一個2g入り500円(最後の価格)この眼洗薬のことは、平賀源内も書物に書いているということです。また、坂本龍馬(1867年12月暗殺)はしばしば眼病に悩まされ、歩いて10分ほどのこの店まで、井上目洗薬を買いにきたと伝わっています。
後年、薬効が痔にも効くとのことで評判であったとも聞いています。

建物強制撤去

「井上清七薬房」には数々の物語があります。特に、昭和20年8月15日玉音放送が流れた日、日本軍による強制撤去が実施され取り壊し作業が行われる予定でした、正にその当日に終戦となり「作業中止」となっています。京都は米軍による空襲の被害は免れましたが、焼夷弾による類焼を防ぐために計画的な家屋の取り壊しが行われたと聞きます。多くの町屋が強制撤去される中、「井上清七薬房」の家屋入り口にも「張り紙」が貼られ、家財の引越を済ませ取り壊しに備えていたそうです。「井上清七薬房」の町屋は奇しくも残ったのです。*参照「戦争のなかの京都」(岩波ジュニア新書)

強制疎開の対象となった理由は、目の前の小学校(元開智小学校、下京第11番組小学校、現京都市学校歴史博物館)を火災から守るためで、小学校の建物がコンクリートで避難先になっていたためだと推察します。撤去と決まり8月15日までの建物の部材(天井板など)は近所の人が焚付けに利用するために取り外し、何もない状態だったそうです。その為、戦後、建物を住める状態に戻すために2年間かかり、仮住まいでの生活を強いられました。

伊藤若冲の天井画

当家は東山仁王門にある信行寺の檀家です。月命日の7日には住職がお経を上げに来られます。信行寺の歴史を見ると、天井画を寄贈した人物として檀家総代の井上清六という人物の名前が上がっています。散逸を恐れて伊藤若冲の絵を古物商から買い取り、まとめて寄贈したそうです。時に19世紀後半とあります。

以下引用

”伊藤若冲が天明8年(1788)の京都大火で疎開した石峯寺(伏見区深草)で描いた観音堂天井画の一部。本来は182面を擁する大きな格天井であったが、観音堂は明治維新時の廃仏毀釈によって解体。天井画も解体され、古美術商に渡ったのち檀家総代の五代目井上清六が買い取り、167面は、京都市東山通仁王門の真行寺に、15面は義仲寺へと分割奉納された。”
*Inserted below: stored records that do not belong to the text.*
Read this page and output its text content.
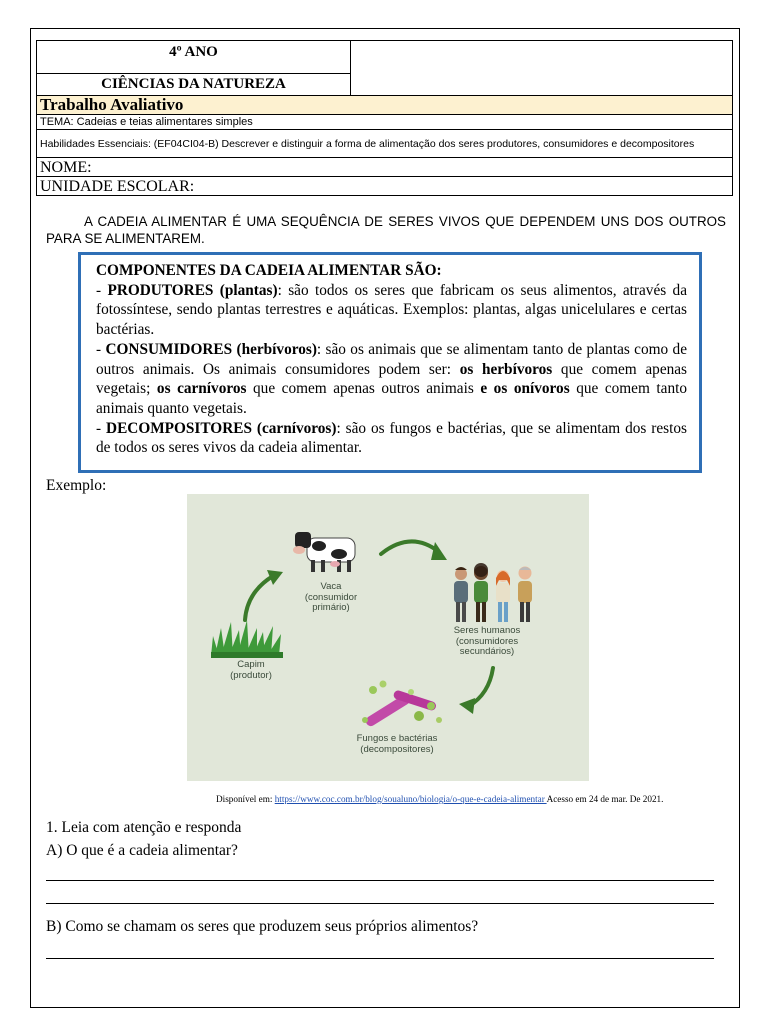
4º ANO	
CIÊNCIAS DA NATUREZA
Trabalho Avaliativo
TEMA: Cadeias e teias alimentares simples
Habilidades Essenciais: (EF04CI04-B) Descrever e distinguir a forma de alimentação dos seres produtores, consumidores e decompositores
NOME:
UNIDADE ESCOLAR:

A CADEIA ALIMENTAR É UMA SEQUÊNCIA DE SERES VIVOS QUE DEPENDEM UNS DOS OUTROS PARA SE ALIMENTAREM.

COMPONENTES DA CADEIA ALIMENTAR SÃO:

- PRODUTORES (plantas): são todos os seres que fabricam os seus alimentos, através da fotossíntese, sendo plantas terrestres e aquáticas. Exemplos: plantas, algas unicelulares e certas bactérias.

- CONSUMIDORES (herbívoros): são os animais que se alimentam tanto de plantas como de outros animais. Os animais consumidores podem ser: os herbívoros que comem apenas vegetais; os carnívoros que comem apenas outros animais e os onívoros que comem tanto animais quanto vegetais.

- DECOMPOSITORES (carnívoros): são os fungos e bactérias, que se alimentam dos restos de todos os seres vivos da cadeia alimentar.

Exemplo:
Vaca
(consumidor
primário)
Seres humanos
(consumidores
secundários)
Capim
(produtor)
Fungos e bactérias
(decompositores)
Disponível em: https://www.coc.com.br/blog/soualuno/biologia/o-que-e-cadeia-alimentar Acesso em 24 de mar. De 2021.
1. Leia com atenção e responda
A) O que é a cadeia alimentar?
B) Como se chamam os seres que produzem seus próprios alimentos?
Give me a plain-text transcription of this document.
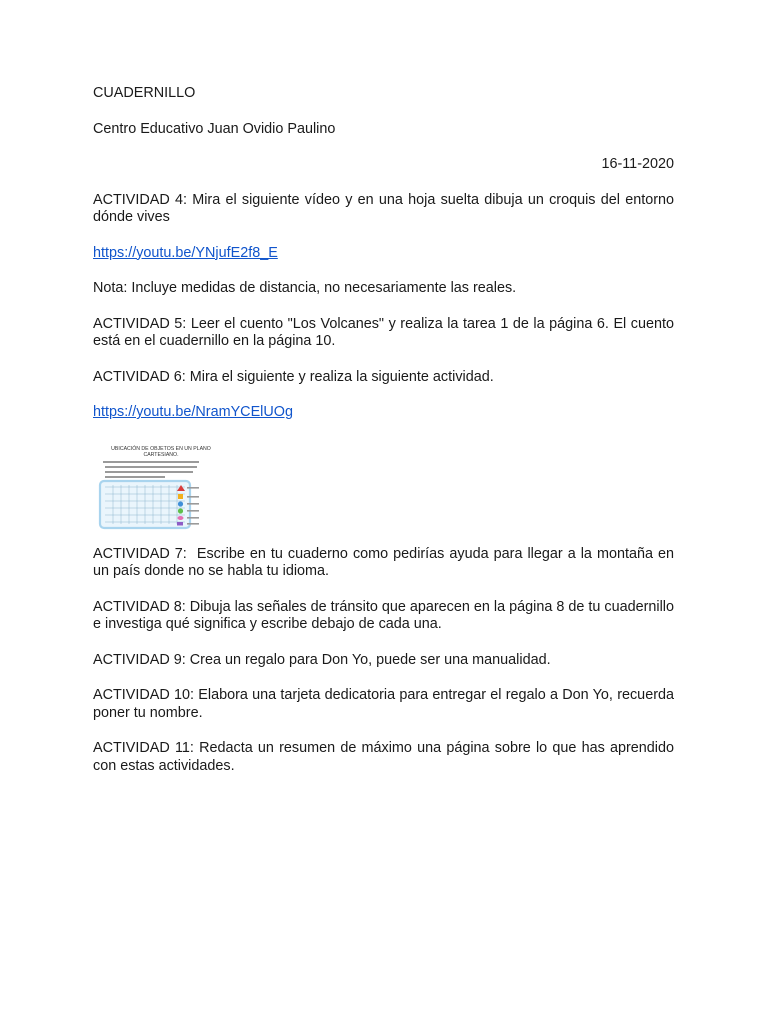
CUADERNILLO

Centro Educativo Juan Ovidio Paulino

16-11-2020

ACTIVIDAD 4: Mira el siguiente vídeo y en una hoja suelta dibuja un croquis del entorno dónde vives

https://youtu.be/YNjufE2f8_E

Nota: Incluye medidas de distancia, no necesariamente las reales.

ACTIVIDAD 5: Leer el cuento "Los Volcanes" y realiza la tarea 1 de la página 6. El cuento está en el cuadernillo en la página 10.

ACTIVIDAD 6: Mira el siguiente y realiza la siguiente actividad.

https://youtu.be/NramYCElUOg

UBICACIÓN DE OBJETOS EN UN PLANO
CARTESIANO.

ACTIVIDAD 7:  Escribe en tu cuaderno como pedirías ayuda para llegar a la montaña en un país donde no se habla tu idioma.

ACTIVIDAD 8: Dibuja las señales de tránsito que aparecen en la página 8 de tu cuadernillo e investiga qué significa y escribe debajo de cada una.

ACTIVIDAD 9: Crea un regalo para Don Yo, puede ser una manualidad.

ACTIVIDAD 10: Elabora una tarjeta dedicatoria para entregar el regalo a Don Yo, recuerda poner tu nombre.

ACTIVIDAD 11: Redacta un resumen de máximo una página sobre lo que has aprendido con estas actividades.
伊藤若冲は近年評価が高まりましたが、明治時代廃仏毀釈の動きの中で消滅一歩手前だったことがありました。

時を重ね、今また取り壊しの危機のなかにあります。町屋はそこで生活する人々の暮らしの中から創り上げられた建物です。壊されると二度と修復されません。私たちは当主の意向を受けて京都に移り住み、この歴史的な建物を後世に残す活動が出来ればと考えています。このブログはその活動の記録のために残しています。